A Jump To Conclusions No. 22

I made a note of it. It fit the timeline on which I still suspected McKenzie had gone murderously vengeful. I had no doubt Amber would have more questions on the topic of McKenzie, so I turned to the next page in my notebook, wiped the writing on it back into its memory, and said, “Tell me about Dalton Heath.”

“Abbot warned me about him,” Caswell said. “Frequently. The only way Abbot could have been more severe would have been to outright call Abbot a predator.”

I raised my eyebrows. “Would that have been apt?”

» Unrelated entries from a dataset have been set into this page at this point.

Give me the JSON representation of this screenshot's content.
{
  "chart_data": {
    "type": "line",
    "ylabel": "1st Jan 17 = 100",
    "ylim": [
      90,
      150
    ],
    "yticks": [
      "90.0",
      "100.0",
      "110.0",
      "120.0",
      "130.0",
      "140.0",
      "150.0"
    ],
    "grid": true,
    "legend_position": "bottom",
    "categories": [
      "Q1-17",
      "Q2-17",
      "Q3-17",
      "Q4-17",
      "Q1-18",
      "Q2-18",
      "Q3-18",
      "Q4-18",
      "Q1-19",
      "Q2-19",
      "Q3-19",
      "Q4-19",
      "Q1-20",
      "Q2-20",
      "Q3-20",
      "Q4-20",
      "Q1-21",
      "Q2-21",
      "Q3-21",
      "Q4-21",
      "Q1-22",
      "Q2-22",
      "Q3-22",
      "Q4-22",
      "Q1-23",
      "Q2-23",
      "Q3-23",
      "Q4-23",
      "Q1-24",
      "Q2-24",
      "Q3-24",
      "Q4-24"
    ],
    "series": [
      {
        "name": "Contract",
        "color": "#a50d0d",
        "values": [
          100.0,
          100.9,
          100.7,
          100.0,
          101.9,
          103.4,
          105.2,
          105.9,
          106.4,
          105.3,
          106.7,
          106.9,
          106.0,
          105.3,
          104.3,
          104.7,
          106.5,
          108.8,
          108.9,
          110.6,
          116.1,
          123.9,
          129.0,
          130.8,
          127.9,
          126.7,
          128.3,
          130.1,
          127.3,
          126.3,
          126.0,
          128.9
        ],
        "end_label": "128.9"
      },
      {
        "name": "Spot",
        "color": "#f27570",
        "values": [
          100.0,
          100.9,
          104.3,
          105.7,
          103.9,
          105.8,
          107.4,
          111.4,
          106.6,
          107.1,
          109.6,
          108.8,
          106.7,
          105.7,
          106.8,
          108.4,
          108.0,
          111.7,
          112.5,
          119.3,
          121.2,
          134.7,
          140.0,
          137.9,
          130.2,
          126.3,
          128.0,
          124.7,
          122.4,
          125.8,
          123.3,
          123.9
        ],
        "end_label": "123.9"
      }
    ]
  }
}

“He was something,” she replied. She looked down at her lap and shook her head. “I was a rising star at Heath, McKenzie, and Company when Anneli left Abbot—my success had more to do with my own talents than patronage, and Heath took notice of me after several of my projects met with approval directly from Sigmund Brenner.” A high honor indeed; the man who lent his name to the interstellar drive had a well-known preference for more negative sorts of reinforcement. “We met a few times for business, then over dinner. I ended up sleeping with him.”

I resisted the impulse to look up from my pad. She had delivered her last sentence with an air of exasperation, and after a moment to gather herself, she launched into the explanation I expected. “I couldn’t tell you what it was about the man. I knew it was wrong—he was married, and if Abbot had known, he would have considered it a betrayal of the worst sort. Even so, the affair went on for the better part of a year before I was able to call it off. Thankfully, Heath didn’t make an issue of it.”

It seemed that she had run out of words, so I filled in. “You’ve established to my satisfaction that you’re familiar with both Mr. McKenzie and Mr. Heath. What caused you to come forward?”

She took a deep breath and let it out slowly. “Heath turned up at my apartment last night, at about half past ten.”

I checked her address in the file, did some quick mental pathfinding, and came to the conclusion that an adequately fit man could have covered the distance on foot in the hour and a half between the murder and Heath’s arrival at Caswell’s apartment. “What happened then?” I said.

“He told me he needed a place to stay. I told him he could afford a hotel room,” replied Caswell. “I saw the news this morning, and I think I knew Heath was involved . It took me this long to convince myself.” She sighed, and I could see it gave her no pleasure to indict Heath, no matter what their relationship may have been.

I lifted my head and looked her in the eye. “Miss Caswell, does your building have cameras?” She nodded. I said, “Please excuse me for a while. We’ll likely have more questions later.”